Rejection of randomly coinciding events in ZnMoO4 scintillating bolometers

Random coincidence of events (particularly from two neutrino double beta decay) could be one of the main sources of background in the search for neutrinoless double beta decay with cryogenic bolometers due to their poor time resolution. Pulse-shape discrimination by using front edge analysis, mean-time and χ2 methods were applied to discriminate randomly coinciding events in ZnMoO4 cryogenic scintillating bolometers. These events can be effectively rejected at the level of 99 % by the analysis of the heat signals with rise-time of about 14 ms and signal-to-noise ratio of 900, and at the level of 92 % by the analysis of the light signals with rise-time of about 3 ms and signal-to-noise ratio of 30, under the requirement to detect 95 % of single events.
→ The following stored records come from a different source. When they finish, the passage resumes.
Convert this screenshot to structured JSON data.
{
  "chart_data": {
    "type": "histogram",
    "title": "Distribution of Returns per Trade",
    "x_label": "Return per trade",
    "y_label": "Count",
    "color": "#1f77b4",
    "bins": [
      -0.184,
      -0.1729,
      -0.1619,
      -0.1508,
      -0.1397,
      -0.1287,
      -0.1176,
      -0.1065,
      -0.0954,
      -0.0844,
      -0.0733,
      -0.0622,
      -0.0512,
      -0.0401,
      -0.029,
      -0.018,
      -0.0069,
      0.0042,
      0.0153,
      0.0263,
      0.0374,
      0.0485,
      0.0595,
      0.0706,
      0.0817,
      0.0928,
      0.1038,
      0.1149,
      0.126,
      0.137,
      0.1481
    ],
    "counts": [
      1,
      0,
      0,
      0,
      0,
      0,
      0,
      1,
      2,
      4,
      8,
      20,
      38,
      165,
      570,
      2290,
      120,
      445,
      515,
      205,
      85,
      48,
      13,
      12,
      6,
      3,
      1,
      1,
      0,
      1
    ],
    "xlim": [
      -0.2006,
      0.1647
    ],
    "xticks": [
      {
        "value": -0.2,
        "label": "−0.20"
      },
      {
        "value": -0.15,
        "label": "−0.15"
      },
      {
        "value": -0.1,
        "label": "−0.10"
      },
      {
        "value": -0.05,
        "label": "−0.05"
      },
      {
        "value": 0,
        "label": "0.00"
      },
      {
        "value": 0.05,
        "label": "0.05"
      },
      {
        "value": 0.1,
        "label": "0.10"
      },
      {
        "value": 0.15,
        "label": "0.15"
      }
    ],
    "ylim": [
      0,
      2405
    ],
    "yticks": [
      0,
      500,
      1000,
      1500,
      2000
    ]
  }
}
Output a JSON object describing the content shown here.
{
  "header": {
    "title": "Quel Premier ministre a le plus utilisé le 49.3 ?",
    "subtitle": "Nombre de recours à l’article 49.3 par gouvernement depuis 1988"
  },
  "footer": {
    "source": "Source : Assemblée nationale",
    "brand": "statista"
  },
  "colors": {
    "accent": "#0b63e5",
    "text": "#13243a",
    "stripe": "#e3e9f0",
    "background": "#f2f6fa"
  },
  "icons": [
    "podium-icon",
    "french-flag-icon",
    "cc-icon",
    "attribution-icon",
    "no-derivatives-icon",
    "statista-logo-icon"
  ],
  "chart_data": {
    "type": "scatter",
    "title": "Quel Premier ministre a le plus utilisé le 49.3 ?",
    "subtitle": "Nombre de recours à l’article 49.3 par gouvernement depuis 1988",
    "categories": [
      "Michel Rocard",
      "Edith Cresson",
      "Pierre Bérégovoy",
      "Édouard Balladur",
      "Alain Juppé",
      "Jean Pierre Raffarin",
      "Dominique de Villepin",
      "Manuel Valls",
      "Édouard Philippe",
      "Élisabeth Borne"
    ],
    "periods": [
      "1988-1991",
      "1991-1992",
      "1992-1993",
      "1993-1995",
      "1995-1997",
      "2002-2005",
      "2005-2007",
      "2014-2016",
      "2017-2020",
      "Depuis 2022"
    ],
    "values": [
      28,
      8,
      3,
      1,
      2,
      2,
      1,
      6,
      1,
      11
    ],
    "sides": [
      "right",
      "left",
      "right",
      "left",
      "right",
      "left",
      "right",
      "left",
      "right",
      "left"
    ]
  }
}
These rejection efficiencies are compatible with extremely low background levels in the region of interest of neutrinoless double beta decay of 100Mo for enriched ZnMoO4 detectors, of the order of 10-4 counts/(y keV kg). Pulse-shape parameters have been chosen on the basis of the performance of a real massive ZnMoO4 scintillating bolometer. Importance of the signal-to-noise ratio, correct finding of the signal start and choice of an appropriate sampling frequency are discussed.